Se penaliza totalmente el acceso al aborto seguro incluso por éstas tres causales: violencia sexual, malformaciones congénitas incompatibles con la vida, y embarazo de alto riesgo para la madre. Merary Ávila.

Esa política instaurada por el fascista Roberto Micheletti Bain, ha sido continuada por sus sucesores. “El mes pasado se aprobó en el Congreso Nacional un blindaje a la Constitución para que no se pueda modificar el código penal“, denuncia la precandidata.

La injusticia se profundiza, porque “se penaliza totalmente el acceso al aborto seguro incluso por éstas tres causales: violencia sexual, malformaciones congénitas incompatibles con la vida, y embarazo de alto riesgo para la madre” expone Merary Ávila.

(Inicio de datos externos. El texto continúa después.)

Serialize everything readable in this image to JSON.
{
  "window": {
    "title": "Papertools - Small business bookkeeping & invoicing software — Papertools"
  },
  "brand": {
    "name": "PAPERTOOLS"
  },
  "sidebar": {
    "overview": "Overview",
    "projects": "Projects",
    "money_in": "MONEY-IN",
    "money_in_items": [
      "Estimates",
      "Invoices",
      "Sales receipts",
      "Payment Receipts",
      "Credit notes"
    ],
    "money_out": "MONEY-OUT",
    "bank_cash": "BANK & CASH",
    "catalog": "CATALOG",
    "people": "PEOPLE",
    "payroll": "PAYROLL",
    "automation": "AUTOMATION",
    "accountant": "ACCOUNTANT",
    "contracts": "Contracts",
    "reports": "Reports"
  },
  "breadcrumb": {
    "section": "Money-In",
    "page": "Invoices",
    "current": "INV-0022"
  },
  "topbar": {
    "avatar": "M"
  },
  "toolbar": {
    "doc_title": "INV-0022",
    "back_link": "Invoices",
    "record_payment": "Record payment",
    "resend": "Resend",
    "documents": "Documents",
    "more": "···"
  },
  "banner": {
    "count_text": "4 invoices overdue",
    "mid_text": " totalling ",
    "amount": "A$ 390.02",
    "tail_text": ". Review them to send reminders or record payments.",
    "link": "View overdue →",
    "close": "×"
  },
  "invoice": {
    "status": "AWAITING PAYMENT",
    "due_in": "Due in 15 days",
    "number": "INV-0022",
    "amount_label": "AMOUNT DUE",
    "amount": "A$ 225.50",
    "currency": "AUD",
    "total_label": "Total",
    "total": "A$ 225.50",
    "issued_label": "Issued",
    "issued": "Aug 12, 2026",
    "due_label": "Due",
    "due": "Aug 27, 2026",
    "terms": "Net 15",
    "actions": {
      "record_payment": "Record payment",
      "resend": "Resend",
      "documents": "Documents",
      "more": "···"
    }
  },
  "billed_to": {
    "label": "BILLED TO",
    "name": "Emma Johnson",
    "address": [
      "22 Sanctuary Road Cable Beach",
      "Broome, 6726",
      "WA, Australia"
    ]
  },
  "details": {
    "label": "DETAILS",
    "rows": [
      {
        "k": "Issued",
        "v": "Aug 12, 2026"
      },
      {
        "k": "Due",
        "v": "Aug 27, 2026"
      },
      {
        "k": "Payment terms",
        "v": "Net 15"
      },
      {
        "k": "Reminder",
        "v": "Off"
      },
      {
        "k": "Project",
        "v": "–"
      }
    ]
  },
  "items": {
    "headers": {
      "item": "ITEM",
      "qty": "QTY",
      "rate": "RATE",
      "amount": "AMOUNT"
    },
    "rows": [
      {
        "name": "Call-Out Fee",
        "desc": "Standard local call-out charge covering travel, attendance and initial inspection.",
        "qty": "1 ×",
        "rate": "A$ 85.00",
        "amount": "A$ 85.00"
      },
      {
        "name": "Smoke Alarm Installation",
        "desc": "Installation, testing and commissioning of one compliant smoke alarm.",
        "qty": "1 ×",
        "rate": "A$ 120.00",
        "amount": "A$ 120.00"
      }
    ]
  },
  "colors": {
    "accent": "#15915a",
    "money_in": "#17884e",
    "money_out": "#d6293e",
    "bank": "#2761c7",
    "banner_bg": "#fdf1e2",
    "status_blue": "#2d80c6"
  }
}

El nuevo marco jurídico, no deja lugar a muchas opciones “o la muerte o la cárcel“, expresa indignada la activista por la igualdad, por lo que lanza un mensaje a las mujeres hondureñas, “tenemos que ser transgresoras en la lucha por los derechos sexuales y reproductivos, por el derecho a decidir de las mujeres en Honduras porque es uno de los países que tiene más restricciones“.

Los motivos que justifican esa llamada a la lucha los tiene claros, “quienes terminan pagando son las mujeres que viven en situación de vulnerabilidad por la extrema pobreza, en la que el mismo estado hondureño ha sometido a toda la población de este país” argumenta la feminista.